In 2015, the Polish Government published the “Tourism Development Plan until 2020”. The most important goals are enhancing the destination competitiveness, reducing the fragmentation which characterises this sector through an integrated collaboration among the players of the industry and designing tourism products which involve both urban and rural areas. The Plan also foresees an intense online marketing, which aims to expand the popularity of the destination and the success of the promotion campaigns. Poland, along with Slovakia, Czech Republic and Hungary, joined the project called “Discover Central Europe“, which aims to promote this region of Europe to possible tourism flows.
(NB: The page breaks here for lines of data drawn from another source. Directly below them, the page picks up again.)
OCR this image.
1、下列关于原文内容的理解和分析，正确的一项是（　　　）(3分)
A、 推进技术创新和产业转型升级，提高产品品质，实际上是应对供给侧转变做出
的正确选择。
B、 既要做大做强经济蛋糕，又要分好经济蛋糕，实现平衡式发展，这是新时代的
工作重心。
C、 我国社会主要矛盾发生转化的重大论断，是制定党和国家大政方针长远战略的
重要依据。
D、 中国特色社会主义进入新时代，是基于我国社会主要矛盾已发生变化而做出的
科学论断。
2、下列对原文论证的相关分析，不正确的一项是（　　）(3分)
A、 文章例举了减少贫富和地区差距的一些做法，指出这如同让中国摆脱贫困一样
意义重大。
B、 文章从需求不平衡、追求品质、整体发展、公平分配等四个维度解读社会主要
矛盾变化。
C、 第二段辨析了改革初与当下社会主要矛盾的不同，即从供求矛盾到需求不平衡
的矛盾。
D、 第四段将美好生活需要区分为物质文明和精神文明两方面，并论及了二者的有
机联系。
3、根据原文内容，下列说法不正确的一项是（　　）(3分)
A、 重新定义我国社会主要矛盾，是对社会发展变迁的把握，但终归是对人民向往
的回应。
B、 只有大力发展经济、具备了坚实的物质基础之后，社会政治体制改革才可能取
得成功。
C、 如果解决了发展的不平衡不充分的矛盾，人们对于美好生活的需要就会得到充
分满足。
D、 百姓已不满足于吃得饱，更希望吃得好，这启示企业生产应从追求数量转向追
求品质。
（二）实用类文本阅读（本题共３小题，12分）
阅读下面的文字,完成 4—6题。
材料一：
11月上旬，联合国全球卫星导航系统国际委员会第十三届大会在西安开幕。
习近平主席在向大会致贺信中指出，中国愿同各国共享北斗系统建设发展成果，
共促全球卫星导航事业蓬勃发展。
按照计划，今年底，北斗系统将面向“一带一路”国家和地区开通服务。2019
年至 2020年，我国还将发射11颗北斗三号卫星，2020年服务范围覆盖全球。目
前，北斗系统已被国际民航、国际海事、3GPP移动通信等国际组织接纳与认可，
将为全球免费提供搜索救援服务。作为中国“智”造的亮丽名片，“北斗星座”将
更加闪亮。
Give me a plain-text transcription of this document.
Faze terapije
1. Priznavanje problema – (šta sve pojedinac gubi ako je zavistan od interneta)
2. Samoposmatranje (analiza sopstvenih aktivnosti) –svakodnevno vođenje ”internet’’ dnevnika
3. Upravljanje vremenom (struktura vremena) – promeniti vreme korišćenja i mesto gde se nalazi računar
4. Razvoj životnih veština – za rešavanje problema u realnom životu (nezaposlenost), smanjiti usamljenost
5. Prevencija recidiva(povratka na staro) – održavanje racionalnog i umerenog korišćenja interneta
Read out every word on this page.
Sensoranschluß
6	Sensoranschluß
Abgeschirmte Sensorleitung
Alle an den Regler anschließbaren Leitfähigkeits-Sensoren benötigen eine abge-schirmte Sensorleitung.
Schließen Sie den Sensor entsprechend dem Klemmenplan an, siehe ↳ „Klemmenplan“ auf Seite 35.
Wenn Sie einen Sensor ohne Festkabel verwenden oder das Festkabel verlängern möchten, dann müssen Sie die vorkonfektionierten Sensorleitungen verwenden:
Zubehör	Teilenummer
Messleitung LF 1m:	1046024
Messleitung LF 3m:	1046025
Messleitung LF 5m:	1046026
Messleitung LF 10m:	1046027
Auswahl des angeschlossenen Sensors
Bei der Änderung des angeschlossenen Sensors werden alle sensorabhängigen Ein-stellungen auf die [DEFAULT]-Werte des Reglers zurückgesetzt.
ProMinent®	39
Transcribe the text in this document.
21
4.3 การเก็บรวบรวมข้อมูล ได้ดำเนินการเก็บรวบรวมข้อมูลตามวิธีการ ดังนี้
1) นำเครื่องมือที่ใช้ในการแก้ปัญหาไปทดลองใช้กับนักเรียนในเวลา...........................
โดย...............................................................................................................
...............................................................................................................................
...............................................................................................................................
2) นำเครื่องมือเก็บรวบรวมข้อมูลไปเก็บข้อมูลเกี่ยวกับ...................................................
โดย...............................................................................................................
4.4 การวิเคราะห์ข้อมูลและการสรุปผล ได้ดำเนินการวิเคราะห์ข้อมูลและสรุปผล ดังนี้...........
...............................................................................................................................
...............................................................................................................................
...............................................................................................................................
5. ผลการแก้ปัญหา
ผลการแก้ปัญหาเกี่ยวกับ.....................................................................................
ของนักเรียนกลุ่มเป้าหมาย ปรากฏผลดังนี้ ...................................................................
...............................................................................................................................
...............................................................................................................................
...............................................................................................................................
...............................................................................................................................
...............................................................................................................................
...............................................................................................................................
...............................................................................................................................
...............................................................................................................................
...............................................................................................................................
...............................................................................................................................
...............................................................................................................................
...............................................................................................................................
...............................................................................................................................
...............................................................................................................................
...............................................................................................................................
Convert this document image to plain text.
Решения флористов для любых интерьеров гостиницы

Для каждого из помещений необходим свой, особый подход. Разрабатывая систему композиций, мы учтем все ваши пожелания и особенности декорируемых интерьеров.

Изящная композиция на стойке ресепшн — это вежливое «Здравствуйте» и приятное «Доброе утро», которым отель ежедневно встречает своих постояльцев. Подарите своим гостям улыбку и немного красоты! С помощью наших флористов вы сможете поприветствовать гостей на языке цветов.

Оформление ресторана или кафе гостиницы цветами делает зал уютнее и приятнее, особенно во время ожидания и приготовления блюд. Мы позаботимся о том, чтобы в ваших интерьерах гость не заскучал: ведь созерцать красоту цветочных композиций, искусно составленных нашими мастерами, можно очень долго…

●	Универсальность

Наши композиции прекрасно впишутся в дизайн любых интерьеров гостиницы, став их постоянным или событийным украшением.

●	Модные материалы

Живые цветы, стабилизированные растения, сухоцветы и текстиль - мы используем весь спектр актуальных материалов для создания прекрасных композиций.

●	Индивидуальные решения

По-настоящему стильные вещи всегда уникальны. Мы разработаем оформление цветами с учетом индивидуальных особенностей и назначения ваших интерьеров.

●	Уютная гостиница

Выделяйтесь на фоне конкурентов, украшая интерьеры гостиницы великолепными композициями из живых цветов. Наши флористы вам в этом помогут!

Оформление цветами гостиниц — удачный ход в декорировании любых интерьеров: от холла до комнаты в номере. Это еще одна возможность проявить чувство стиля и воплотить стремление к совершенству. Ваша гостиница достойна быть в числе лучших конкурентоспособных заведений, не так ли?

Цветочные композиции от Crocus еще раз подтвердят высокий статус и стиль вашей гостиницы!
According to the UK Foreign Travel Advice, Poland is a safe destination, with a low threat deriving from international terrorism and a low crime rate.
At Twissen we observed that tourism in Poland has interesting growth opportunities. As a result of the Government statements, new opportunities can be developed in the sport tourism and events segment. As Poland is a mature destination for the leisure segment, tourism products can be designed for business travels, as the Country has the appropriate resources to meet the demand of this segment.